2013 Lakoseljac Cup

Tournament details
- Country: Australia
- Teams: 20

Final positions
- Champions: Olympia
- Runners-up: Tilford Zebras

= 2013 Lakoseljac Cup =

The 2013 Milan Lakoseljac Cup was a domestic soccer cup competition held in Tasmania which was held from March to June 2013. The tournament which was the 43rd edition of the Lakoseljac Cup featured twenty teams from three regional competitions in a knockout format with the Victory League teams plus four third division teams getting a first round bye.

In the final, it was won by Olympia who defeated Tilford Zebras 4–2 in the final to claim their fifth state title.

==First round==
A total of 16 teams took part in this stage of the competition. All matches were completed by 11 March 2013.

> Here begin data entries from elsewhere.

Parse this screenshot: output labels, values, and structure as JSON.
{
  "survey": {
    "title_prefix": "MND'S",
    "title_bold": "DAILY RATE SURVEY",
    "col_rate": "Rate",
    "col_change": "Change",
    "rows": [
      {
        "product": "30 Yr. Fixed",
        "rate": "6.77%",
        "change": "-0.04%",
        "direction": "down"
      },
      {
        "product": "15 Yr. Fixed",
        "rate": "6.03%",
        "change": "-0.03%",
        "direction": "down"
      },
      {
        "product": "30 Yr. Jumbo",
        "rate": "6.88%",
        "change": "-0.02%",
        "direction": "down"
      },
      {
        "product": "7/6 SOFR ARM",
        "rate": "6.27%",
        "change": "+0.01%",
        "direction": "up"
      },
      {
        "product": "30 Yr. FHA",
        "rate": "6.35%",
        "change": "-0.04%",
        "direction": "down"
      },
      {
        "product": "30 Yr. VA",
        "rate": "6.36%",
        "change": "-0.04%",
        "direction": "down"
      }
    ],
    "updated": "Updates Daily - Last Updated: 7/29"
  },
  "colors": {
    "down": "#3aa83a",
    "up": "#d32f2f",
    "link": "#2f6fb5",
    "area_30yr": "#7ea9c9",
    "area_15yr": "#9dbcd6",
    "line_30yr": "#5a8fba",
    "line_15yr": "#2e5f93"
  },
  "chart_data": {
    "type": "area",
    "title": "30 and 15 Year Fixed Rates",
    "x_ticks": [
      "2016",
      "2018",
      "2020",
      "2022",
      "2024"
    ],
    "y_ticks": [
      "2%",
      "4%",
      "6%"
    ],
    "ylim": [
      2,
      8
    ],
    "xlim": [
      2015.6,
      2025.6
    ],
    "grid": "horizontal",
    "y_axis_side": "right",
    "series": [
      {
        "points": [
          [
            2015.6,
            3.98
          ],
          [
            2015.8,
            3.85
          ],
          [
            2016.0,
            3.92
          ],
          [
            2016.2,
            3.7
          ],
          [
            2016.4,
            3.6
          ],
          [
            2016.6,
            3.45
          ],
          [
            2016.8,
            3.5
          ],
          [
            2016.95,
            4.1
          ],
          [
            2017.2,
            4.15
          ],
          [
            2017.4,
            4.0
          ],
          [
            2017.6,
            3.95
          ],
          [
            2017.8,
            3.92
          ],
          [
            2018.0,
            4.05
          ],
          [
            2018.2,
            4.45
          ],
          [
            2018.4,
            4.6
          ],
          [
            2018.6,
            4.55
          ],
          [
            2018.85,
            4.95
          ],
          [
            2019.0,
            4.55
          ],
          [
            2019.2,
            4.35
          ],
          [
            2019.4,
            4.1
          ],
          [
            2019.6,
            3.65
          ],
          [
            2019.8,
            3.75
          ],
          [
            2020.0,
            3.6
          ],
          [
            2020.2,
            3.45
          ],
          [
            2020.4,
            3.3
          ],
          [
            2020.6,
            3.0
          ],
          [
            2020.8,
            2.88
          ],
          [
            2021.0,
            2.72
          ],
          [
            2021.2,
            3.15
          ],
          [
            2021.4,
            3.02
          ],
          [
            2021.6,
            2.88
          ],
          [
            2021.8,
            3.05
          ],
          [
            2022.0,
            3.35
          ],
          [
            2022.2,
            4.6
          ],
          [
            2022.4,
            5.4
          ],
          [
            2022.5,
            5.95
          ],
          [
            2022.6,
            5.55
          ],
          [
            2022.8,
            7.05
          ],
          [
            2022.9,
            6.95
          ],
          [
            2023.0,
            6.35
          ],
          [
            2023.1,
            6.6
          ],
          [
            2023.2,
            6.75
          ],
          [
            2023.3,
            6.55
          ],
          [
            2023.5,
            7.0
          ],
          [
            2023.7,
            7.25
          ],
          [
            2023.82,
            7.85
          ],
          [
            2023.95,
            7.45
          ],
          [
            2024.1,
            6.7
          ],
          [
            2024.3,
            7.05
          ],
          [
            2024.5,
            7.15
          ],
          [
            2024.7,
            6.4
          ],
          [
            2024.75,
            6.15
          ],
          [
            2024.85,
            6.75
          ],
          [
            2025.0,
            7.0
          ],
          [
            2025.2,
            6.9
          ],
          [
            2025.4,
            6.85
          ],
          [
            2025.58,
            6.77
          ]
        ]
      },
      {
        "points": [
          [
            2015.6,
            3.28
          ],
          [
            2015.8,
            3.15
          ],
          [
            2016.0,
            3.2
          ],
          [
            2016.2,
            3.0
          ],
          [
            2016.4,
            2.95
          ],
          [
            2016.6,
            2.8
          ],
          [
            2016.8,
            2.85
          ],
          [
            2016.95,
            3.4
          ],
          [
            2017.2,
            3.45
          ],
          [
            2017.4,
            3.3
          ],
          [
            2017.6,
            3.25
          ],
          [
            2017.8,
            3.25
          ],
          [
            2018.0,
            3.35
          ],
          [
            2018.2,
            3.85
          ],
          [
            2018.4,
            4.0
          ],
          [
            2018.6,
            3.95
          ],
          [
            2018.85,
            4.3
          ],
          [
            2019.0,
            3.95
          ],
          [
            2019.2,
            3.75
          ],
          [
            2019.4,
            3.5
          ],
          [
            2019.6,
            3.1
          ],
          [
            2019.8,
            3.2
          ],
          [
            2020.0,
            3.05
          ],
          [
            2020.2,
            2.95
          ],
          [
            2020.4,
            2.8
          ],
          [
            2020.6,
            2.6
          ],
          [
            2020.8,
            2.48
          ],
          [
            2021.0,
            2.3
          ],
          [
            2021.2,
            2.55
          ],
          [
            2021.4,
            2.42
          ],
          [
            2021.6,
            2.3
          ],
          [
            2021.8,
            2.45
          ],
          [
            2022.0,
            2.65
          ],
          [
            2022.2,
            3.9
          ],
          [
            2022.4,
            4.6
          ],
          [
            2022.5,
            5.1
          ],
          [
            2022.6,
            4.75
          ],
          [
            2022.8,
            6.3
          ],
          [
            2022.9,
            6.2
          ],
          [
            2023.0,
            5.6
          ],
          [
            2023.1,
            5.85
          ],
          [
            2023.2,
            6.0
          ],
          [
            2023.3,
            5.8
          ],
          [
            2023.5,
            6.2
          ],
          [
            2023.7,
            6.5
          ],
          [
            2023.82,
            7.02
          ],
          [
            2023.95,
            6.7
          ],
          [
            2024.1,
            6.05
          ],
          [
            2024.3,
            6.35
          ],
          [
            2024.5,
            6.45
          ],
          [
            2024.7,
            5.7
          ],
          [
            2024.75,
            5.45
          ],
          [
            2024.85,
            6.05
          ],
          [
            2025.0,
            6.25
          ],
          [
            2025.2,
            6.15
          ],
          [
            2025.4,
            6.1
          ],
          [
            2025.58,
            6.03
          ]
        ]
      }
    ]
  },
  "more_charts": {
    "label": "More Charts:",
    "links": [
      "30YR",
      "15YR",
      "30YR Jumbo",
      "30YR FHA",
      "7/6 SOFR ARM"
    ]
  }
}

The first-round outcomes were as follows:

| Tie no | Home team (tier) | Score | Away team (tier) |
|---|---|---|---|
| 1 | Kingborough Lions (2) | 2-4 | Tilford Zebras (2) |
| 2 | Taroona (3) | 3-1 | Somerset (3) |
| 3 | Prospect Knights (3) | 1-4 | Glenorchy Knights (2) |
| 4 | Devonport City (2) | 1-0 | Northern Rangers (2) |

| Tie no | Home team (tier) | Score | Away team (tier) |
|---|---|---|---|
| 5 | University (3) | 0-3 | Olympia (2) |
| 6 | Ulverstone (3) | 2-1 | Clarence United (3) |
| 7 | Launceston City (2) | 1-3 | Riverside (3) |

==Quarter finals==
A total of 8 teams took part in this stage of the competition. All matches in this round were completed by 1 April 2013.

The quarter-final outcomes were as follows:

| Tie no | Home team (tier) | Score | Away team (tier) |
|---|---|---|---|
| 1 | Olympia (2) | 9–0 | Riverside (3) |
| 2 | Ulverstone (3) | 2–6 | Taroona (3) |
| 3 | Tilford Zebras (2) | 3–1 | Devonport City (2) |
| 4 | Glenorchy Knights (2) | 1–0 | South Hobart (2) |

==Semi finals==

A total of 4 teams took part in this stage of the competition. All matches in this round were completed by May 5, 2013. The semi-final outcomes were as follows:

| Tie no | Home team (tier) | Score | Away team (tier) |
|---|---|---|---|
| 1 | Tilford Zebras (2) | 6–3 | Taroona (2) |
| 2 | Olympia (2) | 1–0 | Glenorchy Knights (2) |

== Final ==
The 2013 Lakoseljac Cup was held at the neutral venue of KGV Park on 10 June. Earlier in the day Clarence United FC won the Women's Cup, and South Hobart FC won the Under 20s Cup.